That night we held a meeting. When I got up to speak I saw the militia that the national organizer had had the governor send. The board member was there. He had made arrangements with the local chairman to introduce him. He began speaking to the men about being good and patient and trusting to the justice of their cause.

I rose. “Stop that silly trash,” said I. I motioned him to a chair. The men hollered, “sit down! sit down!”

He sat. Then I spoke.

“You men have come over the mountains,” said I, “twelve, sixteen miles. Your clothes are thin. Your shoes are out at the toes. Your wives and little ones are cold and hungry! You have been robbed and enslaved for years! And now Billy Sunday comes to you and tells you to be good and patient and trust to justice! What silly trash to tell to men whose goodness and patience has cried out to a deaf world.”

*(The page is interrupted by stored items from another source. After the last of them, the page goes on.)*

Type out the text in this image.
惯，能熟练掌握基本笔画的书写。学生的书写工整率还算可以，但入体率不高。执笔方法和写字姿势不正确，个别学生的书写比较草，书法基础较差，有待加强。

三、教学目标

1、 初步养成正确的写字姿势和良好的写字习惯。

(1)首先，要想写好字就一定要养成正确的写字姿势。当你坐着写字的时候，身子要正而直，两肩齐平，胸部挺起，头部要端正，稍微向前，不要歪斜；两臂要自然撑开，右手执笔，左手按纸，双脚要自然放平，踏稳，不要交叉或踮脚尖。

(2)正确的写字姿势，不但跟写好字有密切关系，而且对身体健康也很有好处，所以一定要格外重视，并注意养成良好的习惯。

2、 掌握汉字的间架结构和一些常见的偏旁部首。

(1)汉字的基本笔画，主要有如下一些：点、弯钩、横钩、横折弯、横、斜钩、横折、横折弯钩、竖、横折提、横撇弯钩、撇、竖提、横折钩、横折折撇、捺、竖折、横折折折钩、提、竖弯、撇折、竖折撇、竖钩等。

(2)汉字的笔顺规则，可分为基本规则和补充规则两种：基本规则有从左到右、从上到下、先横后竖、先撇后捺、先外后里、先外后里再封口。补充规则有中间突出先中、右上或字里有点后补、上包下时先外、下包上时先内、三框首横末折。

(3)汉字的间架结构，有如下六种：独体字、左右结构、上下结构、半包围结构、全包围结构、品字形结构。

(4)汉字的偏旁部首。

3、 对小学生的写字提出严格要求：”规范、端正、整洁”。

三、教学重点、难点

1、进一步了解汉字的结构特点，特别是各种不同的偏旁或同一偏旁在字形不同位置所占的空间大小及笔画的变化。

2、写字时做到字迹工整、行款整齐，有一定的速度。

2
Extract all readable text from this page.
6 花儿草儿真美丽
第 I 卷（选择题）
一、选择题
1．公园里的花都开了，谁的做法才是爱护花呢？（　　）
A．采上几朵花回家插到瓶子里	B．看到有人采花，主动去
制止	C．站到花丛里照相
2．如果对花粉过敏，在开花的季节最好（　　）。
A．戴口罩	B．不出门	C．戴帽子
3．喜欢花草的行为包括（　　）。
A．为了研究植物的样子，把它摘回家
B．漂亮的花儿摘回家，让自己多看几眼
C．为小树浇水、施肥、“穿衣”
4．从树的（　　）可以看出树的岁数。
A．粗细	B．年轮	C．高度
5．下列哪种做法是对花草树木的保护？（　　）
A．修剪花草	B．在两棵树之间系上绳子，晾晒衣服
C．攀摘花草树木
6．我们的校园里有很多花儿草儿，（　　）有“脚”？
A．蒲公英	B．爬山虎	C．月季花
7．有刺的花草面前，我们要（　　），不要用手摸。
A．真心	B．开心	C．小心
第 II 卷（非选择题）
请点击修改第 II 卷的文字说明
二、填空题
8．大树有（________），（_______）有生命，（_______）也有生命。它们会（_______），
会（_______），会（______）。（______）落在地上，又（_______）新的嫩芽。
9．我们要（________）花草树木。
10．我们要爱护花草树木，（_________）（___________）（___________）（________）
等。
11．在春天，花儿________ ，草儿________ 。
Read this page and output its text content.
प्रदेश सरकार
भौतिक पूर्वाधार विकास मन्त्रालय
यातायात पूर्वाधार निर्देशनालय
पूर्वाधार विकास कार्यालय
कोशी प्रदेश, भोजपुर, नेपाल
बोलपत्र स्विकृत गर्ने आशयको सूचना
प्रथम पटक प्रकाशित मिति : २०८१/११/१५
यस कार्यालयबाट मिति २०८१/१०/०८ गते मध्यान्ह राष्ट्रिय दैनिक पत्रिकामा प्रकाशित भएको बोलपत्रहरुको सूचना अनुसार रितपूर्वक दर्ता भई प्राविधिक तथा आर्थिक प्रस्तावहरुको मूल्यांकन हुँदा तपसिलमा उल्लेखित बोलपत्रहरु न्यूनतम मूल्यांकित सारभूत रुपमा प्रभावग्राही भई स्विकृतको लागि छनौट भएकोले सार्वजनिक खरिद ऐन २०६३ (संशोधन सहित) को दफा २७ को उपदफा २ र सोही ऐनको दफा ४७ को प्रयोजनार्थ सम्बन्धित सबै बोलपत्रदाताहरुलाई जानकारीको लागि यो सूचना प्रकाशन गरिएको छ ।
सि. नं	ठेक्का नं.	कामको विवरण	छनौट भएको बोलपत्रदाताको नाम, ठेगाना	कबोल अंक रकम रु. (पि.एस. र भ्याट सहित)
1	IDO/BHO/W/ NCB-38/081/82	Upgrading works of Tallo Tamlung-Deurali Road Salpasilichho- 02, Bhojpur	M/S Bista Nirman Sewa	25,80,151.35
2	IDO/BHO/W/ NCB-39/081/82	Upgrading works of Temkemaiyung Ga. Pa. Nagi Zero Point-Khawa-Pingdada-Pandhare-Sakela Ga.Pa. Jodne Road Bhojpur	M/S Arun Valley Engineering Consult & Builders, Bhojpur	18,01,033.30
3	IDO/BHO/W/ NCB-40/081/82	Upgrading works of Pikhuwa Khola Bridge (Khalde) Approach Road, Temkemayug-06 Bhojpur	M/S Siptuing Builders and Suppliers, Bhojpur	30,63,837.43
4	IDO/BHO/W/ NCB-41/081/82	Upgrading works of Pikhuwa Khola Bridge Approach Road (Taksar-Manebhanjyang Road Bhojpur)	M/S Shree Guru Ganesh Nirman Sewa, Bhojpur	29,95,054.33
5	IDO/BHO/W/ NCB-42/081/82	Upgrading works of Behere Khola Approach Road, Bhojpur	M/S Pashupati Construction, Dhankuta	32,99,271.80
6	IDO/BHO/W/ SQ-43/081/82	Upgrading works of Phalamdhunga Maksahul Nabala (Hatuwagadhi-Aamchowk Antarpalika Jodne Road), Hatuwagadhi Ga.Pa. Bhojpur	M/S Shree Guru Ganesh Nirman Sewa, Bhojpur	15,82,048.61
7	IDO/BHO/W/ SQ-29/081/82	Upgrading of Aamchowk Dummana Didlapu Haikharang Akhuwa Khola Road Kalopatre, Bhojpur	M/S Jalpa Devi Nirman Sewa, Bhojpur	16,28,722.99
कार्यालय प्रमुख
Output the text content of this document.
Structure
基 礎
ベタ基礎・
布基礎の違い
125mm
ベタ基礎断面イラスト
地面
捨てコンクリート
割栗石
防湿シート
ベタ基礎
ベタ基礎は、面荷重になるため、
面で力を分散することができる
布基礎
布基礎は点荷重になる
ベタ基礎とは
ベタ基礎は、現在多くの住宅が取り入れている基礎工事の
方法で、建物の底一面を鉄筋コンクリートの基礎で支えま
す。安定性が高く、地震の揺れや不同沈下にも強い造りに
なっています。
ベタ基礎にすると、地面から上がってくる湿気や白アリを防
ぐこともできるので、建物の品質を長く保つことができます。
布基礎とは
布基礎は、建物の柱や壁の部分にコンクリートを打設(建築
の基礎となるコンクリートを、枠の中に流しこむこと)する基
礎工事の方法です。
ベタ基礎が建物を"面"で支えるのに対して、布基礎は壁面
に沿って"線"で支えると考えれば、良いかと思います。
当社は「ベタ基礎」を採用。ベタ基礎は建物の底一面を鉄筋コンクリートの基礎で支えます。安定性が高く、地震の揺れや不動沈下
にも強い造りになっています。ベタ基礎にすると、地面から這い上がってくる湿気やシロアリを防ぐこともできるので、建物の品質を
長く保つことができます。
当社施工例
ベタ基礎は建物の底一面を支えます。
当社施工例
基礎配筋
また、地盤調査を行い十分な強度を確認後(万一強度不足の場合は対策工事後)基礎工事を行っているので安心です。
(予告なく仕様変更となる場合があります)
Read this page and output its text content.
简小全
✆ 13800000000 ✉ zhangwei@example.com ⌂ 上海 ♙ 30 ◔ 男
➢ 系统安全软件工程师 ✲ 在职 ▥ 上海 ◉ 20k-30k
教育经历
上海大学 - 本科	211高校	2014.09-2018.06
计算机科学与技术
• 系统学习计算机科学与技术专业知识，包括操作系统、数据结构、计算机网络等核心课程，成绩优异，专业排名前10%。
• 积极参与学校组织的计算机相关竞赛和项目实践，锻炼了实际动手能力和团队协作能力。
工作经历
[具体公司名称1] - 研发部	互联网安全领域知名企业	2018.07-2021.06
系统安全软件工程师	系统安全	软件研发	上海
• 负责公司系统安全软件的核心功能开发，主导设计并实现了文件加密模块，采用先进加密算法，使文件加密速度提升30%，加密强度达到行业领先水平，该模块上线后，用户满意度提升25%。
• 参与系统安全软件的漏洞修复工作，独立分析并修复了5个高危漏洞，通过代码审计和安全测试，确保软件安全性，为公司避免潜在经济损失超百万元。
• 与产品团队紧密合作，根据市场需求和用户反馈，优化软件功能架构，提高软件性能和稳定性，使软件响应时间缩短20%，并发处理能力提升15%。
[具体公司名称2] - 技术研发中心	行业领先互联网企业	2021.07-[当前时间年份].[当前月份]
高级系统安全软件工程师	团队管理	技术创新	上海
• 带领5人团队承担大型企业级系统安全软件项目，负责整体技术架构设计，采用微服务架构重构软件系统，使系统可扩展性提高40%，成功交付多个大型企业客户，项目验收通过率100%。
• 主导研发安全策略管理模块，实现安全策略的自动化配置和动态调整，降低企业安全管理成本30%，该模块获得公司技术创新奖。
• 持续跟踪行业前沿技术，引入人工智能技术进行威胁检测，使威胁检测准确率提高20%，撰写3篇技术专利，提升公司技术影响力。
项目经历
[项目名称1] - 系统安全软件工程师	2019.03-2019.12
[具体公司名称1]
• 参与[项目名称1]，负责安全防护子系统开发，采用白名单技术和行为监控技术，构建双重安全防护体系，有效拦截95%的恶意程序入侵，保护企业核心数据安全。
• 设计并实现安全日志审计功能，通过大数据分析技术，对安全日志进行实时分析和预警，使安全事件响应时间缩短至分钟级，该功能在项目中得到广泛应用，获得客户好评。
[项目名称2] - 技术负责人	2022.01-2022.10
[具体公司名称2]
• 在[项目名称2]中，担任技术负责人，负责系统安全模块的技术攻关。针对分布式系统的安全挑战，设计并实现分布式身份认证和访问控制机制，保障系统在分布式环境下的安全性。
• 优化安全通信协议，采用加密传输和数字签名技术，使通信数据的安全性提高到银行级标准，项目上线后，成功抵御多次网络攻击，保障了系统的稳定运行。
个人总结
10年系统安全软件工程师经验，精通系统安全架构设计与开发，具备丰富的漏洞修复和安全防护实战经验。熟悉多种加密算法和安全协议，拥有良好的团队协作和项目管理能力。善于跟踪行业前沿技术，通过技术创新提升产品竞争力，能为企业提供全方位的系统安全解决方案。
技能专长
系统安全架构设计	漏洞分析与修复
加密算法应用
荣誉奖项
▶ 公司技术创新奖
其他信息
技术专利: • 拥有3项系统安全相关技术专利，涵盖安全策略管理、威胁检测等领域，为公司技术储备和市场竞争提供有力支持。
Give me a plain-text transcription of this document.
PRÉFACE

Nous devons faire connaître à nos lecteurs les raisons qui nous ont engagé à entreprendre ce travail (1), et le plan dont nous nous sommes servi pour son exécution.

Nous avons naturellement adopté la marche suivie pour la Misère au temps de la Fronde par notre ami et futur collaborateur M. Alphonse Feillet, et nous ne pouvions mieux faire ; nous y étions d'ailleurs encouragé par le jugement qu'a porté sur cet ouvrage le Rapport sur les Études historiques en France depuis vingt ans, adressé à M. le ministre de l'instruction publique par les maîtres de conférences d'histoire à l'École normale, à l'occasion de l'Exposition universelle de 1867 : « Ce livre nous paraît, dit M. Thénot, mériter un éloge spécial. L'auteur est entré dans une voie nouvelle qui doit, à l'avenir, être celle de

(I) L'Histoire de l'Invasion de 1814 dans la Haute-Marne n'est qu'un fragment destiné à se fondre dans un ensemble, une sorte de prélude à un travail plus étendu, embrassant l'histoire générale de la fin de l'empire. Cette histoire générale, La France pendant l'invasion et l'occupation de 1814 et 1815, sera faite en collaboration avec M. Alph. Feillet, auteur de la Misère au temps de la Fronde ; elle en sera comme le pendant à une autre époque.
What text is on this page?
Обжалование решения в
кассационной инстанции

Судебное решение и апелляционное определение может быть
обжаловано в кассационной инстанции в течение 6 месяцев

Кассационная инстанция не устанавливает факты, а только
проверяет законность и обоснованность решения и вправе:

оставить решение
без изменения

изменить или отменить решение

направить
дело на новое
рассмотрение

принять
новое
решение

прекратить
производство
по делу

I could see the tears in the eyes of those poor fellows. They looked up into my face as much as to say, “My God, Mother, have you brought us a ray of hope?”

Some one screamed, “Organize us, Mother!”

Then they all began shouting.... “Organize us! Organize us!”

“March over to that dark church on the corner and I will give you the obligation,” said I.

The men started marching. In the dark the spies could not identify them.

“You can’t organize those men,” said the board member, “because you haven’t the ritual.”